Understand, I would never want to return to the era when going to church consisted of 3 hymns, a prayer, and out by 11:00. There was a lifeless rigid conformity consisting of going through the motions while going through the rituals. The unspoken mantra was "Dress up and get there; shut up once you're there." No thanks.
However, I fear our casual attire simply reflects a casual attitude. How can we be casual-hip and nonchalant in the presence of One who, while He became one of us, is nonetheless, completely Other than us. This One is absolute beauty, the ground of being, the truth in Person, infinitely holy. God is with us yet beyond us. God is in time and space yet transcends our categories and cannot be contained by them.
Have we lost a sense of awe? Walking into most churches you'd think it was a Seinfeld concert we were attending. Everybody is loose and loud, a loud drone of banter emanating from us as though settling in for a good time. The worship leader beckons us to enter into singing our praise and rather than being consumed with and by the One in whose name we gather, we are still consumed with continuing conversation while a few attempt to worship.
The Psalms frequently speak of a posture, a response missing in our churches--awe. I'm not referring to "fear" in the sense of thinking I'm sinful and in the presence of holy God who is angry at me. Rather, the Psalms, and the Scriptures as a whole, speak of "awe." That is the response of someone who encounters One who is beyond all imagination, One who whose beauty is blinding, whose truth is piercing, whose holiness is impeccable, whose compassion is heart-breaking.
Have you ever seen or experienced something that was so poignant or tender that it made you cry? Has there been a time when you were privileged to witness or participate in something so amazing, so beyond belief that you were rendered either speechless or boisterous with celebration? Awe. Psalm 114:7 reads, "Tremble, O earth, at the presence of the Lord. . . who turned the rock into a pool, the hard rock into springs of water." This One is not so much fear-inducing as He is awe-inspiring. And this is the One whom we worship. This is the One, as the Scriptures describe, "in whom we live, and move, and have our being."

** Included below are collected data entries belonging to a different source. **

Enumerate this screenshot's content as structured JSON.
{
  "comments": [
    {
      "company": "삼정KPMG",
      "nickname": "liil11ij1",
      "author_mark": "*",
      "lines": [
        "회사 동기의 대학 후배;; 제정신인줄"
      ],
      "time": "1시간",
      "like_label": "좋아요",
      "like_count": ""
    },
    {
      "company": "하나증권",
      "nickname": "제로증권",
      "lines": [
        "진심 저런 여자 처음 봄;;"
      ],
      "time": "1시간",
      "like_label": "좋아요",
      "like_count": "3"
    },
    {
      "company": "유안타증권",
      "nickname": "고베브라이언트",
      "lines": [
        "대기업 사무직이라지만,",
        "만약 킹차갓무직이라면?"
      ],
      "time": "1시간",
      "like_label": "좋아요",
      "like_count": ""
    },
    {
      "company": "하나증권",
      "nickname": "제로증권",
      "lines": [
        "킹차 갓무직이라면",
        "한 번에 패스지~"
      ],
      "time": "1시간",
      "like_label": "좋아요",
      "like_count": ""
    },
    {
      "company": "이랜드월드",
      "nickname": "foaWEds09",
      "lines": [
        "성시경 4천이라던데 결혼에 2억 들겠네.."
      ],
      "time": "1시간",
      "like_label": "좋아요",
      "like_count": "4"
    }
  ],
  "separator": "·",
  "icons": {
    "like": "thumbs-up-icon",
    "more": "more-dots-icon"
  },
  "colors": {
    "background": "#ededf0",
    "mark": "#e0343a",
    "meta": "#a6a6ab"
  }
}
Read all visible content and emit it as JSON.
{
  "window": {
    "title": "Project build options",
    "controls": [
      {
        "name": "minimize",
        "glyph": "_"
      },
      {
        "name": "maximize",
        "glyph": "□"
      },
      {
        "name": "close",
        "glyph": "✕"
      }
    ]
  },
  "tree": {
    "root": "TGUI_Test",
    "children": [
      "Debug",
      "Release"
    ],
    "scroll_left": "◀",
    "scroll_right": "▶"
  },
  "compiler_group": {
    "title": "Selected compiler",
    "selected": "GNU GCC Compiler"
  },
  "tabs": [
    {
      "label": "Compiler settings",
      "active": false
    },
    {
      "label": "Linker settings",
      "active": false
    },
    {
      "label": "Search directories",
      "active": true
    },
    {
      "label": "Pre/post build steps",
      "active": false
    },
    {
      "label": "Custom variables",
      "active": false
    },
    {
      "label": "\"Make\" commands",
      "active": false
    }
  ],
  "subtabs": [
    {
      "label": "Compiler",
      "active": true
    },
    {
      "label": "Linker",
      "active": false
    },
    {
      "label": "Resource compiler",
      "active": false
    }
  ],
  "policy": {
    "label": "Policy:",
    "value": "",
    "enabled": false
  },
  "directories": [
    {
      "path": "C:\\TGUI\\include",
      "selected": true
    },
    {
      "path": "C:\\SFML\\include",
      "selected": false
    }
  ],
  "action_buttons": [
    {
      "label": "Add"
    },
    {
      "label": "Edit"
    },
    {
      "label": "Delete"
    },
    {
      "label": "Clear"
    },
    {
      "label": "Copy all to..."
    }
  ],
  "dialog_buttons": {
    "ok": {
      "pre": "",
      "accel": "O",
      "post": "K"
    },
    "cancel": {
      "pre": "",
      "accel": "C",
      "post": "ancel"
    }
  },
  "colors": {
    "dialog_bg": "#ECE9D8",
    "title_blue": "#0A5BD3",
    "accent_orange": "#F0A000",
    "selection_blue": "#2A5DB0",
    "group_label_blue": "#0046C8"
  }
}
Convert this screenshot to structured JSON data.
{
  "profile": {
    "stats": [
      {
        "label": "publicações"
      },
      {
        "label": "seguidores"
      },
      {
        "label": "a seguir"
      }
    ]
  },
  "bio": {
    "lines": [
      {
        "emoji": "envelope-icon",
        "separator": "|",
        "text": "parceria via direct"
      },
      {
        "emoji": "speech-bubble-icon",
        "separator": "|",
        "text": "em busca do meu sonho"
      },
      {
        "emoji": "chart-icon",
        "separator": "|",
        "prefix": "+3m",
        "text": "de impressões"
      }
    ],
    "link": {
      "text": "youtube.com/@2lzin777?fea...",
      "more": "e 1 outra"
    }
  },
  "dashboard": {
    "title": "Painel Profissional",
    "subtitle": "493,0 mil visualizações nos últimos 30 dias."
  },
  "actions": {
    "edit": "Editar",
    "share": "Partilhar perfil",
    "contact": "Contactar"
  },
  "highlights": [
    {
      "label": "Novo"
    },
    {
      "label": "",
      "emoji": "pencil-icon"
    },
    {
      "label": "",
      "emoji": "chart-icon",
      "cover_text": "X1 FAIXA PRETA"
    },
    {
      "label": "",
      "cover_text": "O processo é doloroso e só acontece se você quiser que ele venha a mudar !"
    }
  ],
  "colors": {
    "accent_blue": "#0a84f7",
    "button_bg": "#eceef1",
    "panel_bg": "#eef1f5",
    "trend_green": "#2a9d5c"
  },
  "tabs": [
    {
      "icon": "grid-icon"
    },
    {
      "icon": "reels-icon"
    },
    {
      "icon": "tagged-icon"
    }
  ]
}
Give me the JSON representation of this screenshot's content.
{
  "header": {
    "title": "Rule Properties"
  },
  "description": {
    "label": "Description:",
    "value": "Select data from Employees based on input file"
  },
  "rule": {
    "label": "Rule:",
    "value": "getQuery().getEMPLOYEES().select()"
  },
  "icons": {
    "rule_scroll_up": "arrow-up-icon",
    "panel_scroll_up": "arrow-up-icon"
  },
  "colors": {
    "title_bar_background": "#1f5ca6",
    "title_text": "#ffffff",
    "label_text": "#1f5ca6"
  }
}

An April, 2004 Christianity Today editorial reminds us of the impact that Jesus, God become flesh, had on people who encountered him. "His teachings and miracles elicit not love and peace but shock and awe. [As described in the gospel of Mark] onlookers are "amazed" at his first healing (1:27), "overcome with amazement" after he raises the dead girl (5:42), alternately "amazed" and "astonished" at his teaching on wealth. Even worse, the disciples are frightened after Jesus stills the storm (4:35-41) and "terrified" at the Transfiguration (8:6). On the first Easter morning, the witnesses respond with "trembling and astonishment," and they run from the tomb "for they were afraid" (16:8)."
Annie Dillard is a wonderful writer and crafts thoughts into words in ways few others can. She shakes the cobwebs out of my casualness. She writes, "Does anyone have the foggiest idea of what sort of power we so blithely invoke? Or, as I suspect, does no one believe a word of it? The churches are children playing on the floor with their chemistry sets, mixing up a batch of TNT to kill a Sunday morning. It is madness to wear ladies' straw hats and velvet hats to church; we should all be wearing crash helmets. Ushers should issue life preservers and signal flares; they should lash us to our pews."
That's entirely too heavy. I gotta run to Starbucks. Hey, man, where's my Birkenstocks?